In this case the almost certainly insignificant cost of calling a method is incredibly small when compared to the cost of maintaining a large unwieldy method. Small concise methods are easier to maintain and comprehend. Additionally the cost of calling the method almost certainly will not have a significant performance impact on your application. And if it does, you can only assertain that by using a profiler. Developers are notoriously bad at identifying performance problems before hand.
Generally speaking, once a performance problem is identified, they are easy to fix. Making a method or more importantly a code base, maintainable is a much higher cost.
Personally, I am not afraid of long methods as long as the person writing them writes them well (every piece of sub-task separated by 2 newlines and a nice comment preceeding it, etc. Also, identation is very important.).
In fact, many times I even prefer them (e.g. when writing code that does things in a specific order with sequential logic).
Also, I really don't understand why breaking a long method into 100 pieces will improve readablility (as others suggest).
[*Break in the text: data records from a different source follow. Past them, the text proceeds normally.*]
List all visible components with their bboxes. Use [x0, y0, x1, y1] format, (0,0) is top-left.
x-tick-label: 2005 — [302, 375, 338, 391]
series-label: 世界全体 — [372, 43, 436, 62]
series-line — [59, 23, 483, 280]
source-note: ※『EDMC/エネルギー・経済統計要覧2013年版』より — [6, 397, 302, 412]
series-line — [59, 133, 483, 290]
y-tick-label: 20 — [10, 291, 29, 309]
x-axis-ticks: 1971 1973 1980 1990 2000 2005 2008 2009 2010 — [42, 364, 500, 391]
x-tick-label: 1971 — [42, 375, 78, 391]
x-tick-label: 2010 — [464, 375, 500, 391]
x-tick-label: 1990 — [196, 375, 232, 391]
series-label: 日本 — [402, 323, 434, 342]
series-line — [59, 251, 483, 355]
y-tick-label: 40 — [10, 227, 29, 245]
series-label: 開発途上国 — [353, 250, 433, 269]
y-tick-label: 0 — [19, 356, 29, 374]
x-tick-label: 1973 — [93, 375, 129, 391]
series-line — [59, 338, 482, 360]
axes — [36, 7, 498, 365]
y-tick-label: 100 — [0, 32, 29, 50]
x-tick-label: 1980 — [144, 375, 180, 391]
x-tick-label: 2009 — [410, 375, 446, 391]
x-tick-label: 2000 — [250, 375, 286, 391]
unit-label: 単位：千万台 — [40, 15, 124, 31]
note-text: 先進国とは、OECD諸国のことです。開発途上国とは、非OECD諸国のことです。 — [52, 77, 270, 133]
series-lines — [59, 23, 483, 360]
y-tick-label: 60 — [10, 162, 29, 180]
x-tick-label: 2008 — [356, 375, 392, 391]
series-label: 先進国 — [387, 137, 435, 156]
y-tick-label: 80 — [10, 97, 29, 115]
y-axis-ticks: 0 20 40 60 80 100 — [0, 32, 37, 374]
Only the opposite. You will only end-up jumping all over the place and holding pieces of code in your memory just to get a complete picture of what is going on in your code. Combine that with possible lack of comments, bad function names, many similar function names and you have the perfect recipe for chaos.
Also, you could go the other end while trying to reduce the size of the methods: to create MANY classes and MANY functions each of which may take MANY parameters. I don't think this improves readability either (especially for a begginer to a project that has no clue what each class/method do).
And the demand that "a function should do 'one thing'" is very subjective. 'One thing' may be increasing a variable by one up to doing a ton of work supposedly for the 'same thing'.
My rule is only reuseability:
The same code should not appear many times in many places. If this is the case you need a new function.
All the rest is just philosophical talk.
In a question of "why do you make your methods so big" I reply, "why not if the code is simple?".